When our forefathers were debating our constitution there was one school of thought that only landowners should vote. That the running of a country was too important to be left to uneducated men. Later, poll taxes were used to keep blacks and other minorities from voting. No one would suggest returning to such Draconian measures. But perhaps some kind of literacy test to determine a voter’s basic knowledge of how our country is run would not be such a bad idea. After all, should someone who’s intellect goes no further than watching situation comedies, who never reads a newspaper or magazine, who never considers opposing views, be trusted to decide on candidates and issues that could change the very course of history. I think there are probably millions of people voting who could not even pass a 6th grade civics class exam, yet their collective votes may impact the destiny of our nation.
I have a sister who tells me she is voting straight Democratic party because that is what Mom and Dad always did, and that is what all of her friends are doing. I think there must be many people, perhaps most people, who do the same, regardless of party. “I am voting Republican because my folks always have” is probably just as common as “I am voting Democrat because my folks always have”.

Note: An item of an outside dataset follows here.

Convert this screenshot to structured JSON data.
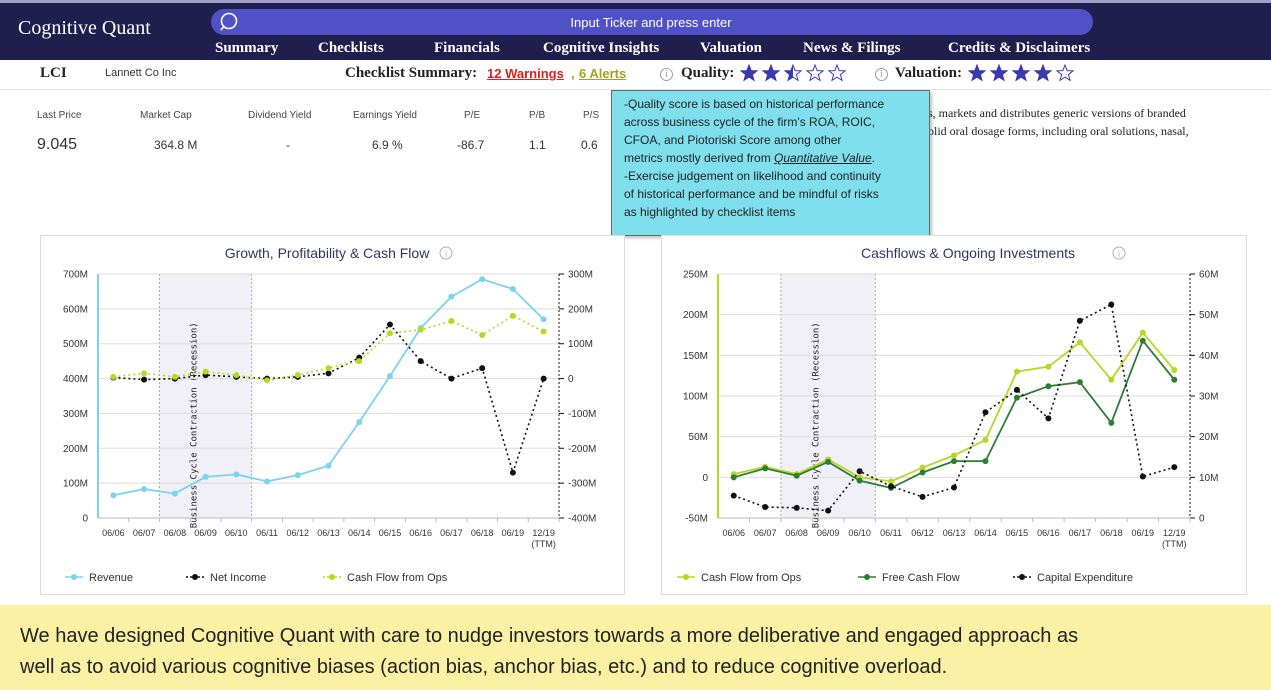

That is kind of like lemmings following their leaders off the cliff, rather than thinking for themselves. It is logical when one is young to do as their parent’s do, but when one becomes an adult they should think for themselves, not just do something because that is always the way it was done.
In fact, I don’t like labels. Sometimes I agree with the liberal view, sometimes with the conservative. Both sides usually have good arguments. Which is why I am a registered Independent. The trick is to study the issues and decide which candidate, or initiative has the most points you agree with. Chance are, at least in my case, neither side will always have all the best points.
“Don’t talk politics or religion”. You hear that often. My wife often preaches it to me. Because it may upset people. People just want to think happy thoughts. People want to talk about the latest movies or TV show, or where they are going on their next vacation. Again, how sad. As I have already written, we have the freedom to discuss politics in our country, something most of the rest of the world may envy. Ditto for religion. So, let’s do it. But let’s try to do it in a calm way, respecting each other’s opinions. But, let’s agree to disagree without becoming disagreeable.
I think we should relish the freedom to discuss politics’ - or religion. I don’t want to just hear from people who think the way I do, I want to hear all the arguments on both sides. That way I can more intelligently form an opinion.
Finally, I hope in the future candidates will tell us, in detail, what they plan to do if elected, not spend all their money and efforts telling us how bad their opponents are. I could run for office if I offer all the platitudes that have become standard - like I’m for more jobs, I’m for strong defense, I’m for education, I’m for lower taxes, I’m for a balanced budget, I’m for universal health care, I’m for dogs and cats and babies, etc etc. Fine, me too. Now please tell my specifically how you plan to accomplish all these things.